According to Kenyan Environment Minister Judy Wakhungu, "Plastic bags now constitute the biggest challenge to solid waste management in Kenya. This has become our environmental nightmare that we must defeat by all means."

An expert with the UN Environment Programme in Kenya, Habib El-Habr, also commented on the direness of the environmental situation. "If we continue like this, by 2050, we will have more plastic in the ocean than fish," he said.

According to El-Habr, plastic bags take between 500 to 1,000 years to disintegrate, and animals often graze on the rubbish.
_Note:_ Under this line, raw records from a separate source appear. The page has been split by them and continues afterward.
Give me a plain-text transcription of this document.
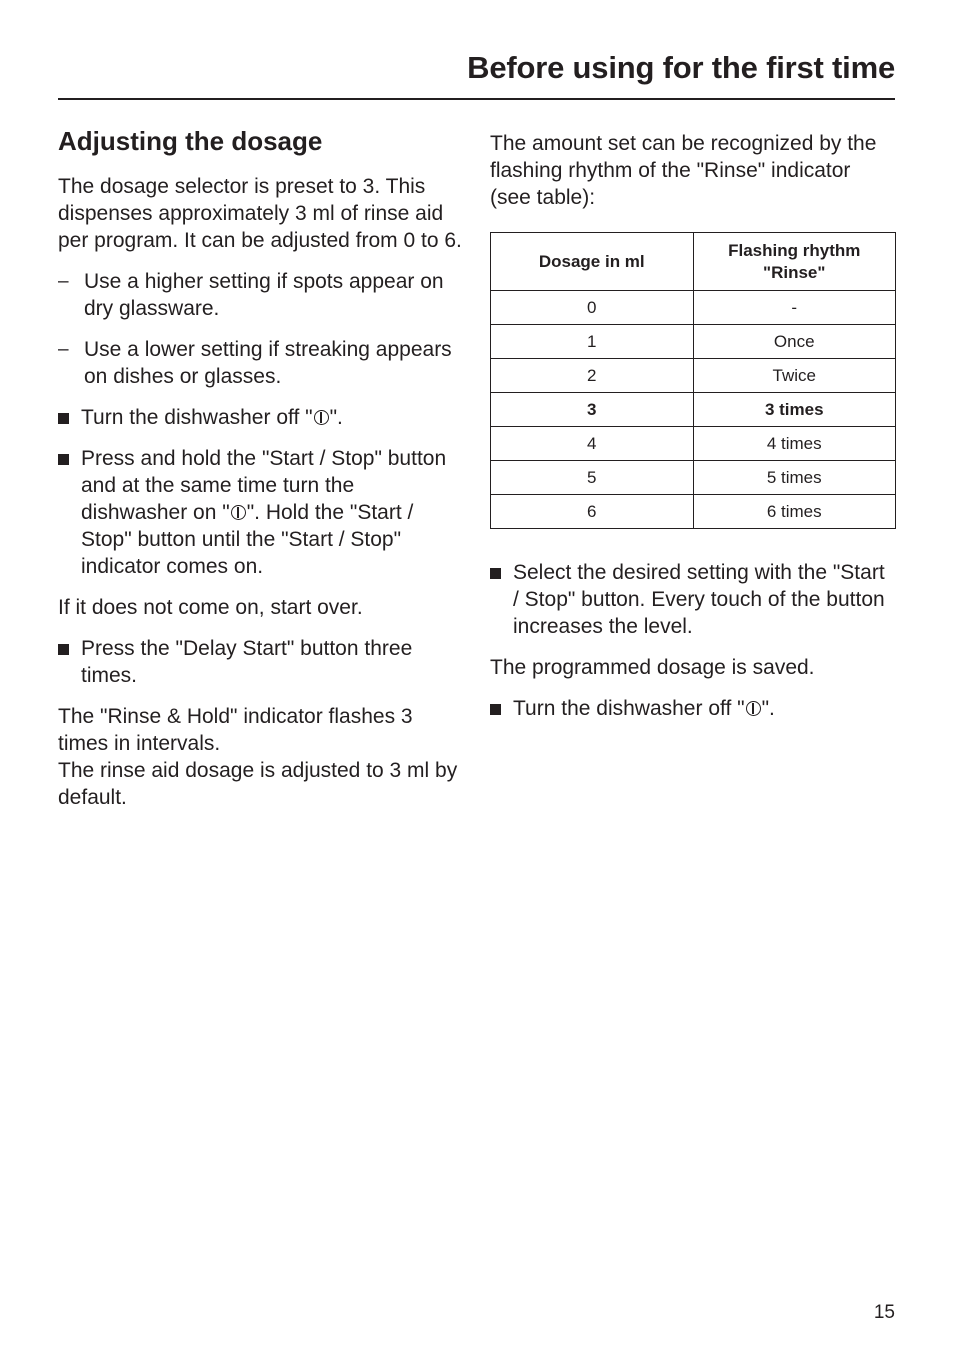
Before using for the first time
Adjusting the dosage

The dosage selector is preset to 3. This dispenses approximately 3 ml of rinse aid per program. It can be adjusted from 0 to 6.

– Use a higher setting if spots appear on dry glassware.
– Use a lower setting if streaking appears on dishes or glasses.
Turn the dishwasher off " ".
Press and hold the "Start / Stop" button and at the same time turn the dishwasher on " ". Hold the "Start / Stop" button until the "Start / Stop" indicator comes on.

If it does not come on, start over.

Press the "Delay Start" button three times.

The "Rinse & Hold" indicator flashes 3 times in intervals.

The rinse aid dosage is adjusted to 3 ml by default.

The amount set can be recognized by the flashing rhythm of the "Rinse" indicator (see table):

Dosage in ml	Flashing rhythm "Rinse"
0	-
1	Once
2	Twice
3	3 times
4	4 times
5	5 times
6	6 times
Select the desired setting with the "Start / Stop" button. Every touch of the button increases the level.

The programmed dosage is saved.

Turn the dishwasher off " ".
15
In Nairobi's slaughterhouses, as many as 20 polythene bags have been removed from a single cow's stomach.

"This is something we didn't get 10 years ago but now it's almost on a daily basis," Kenyan vet Mbuthi Kinyanjui said, as he watched plastic bags being removed from bloody cow remains, Channel NewsAsia reported.

Plastic bag manufacturers have criticized the new ban, saying that 80,000 jobs could be lost and 176 manufacturers would have to shut down as a result, especially since Kenya exports its plastic bags to its neighbors.

Samuel Matonda, a spokesperson for the Kenya Association of Manufacturers, commented on the ban's effect on the country's economy. "The knock-on effects will be very severe. It will even affect the women who sell vegetables in the market — how will their customers carry their shopping home?"

However, the High Court rejected the manufacturer association's challenge of the ban on Friday, ruling that the environmental concerns outweigh the commercial ones.

For now, the new Kenyan law will mainly focus on punishing manufacturers and suppliers. Although civilians cannot yet be fined or arrested for carrying plastic bags, their plastic bags will be confiscated.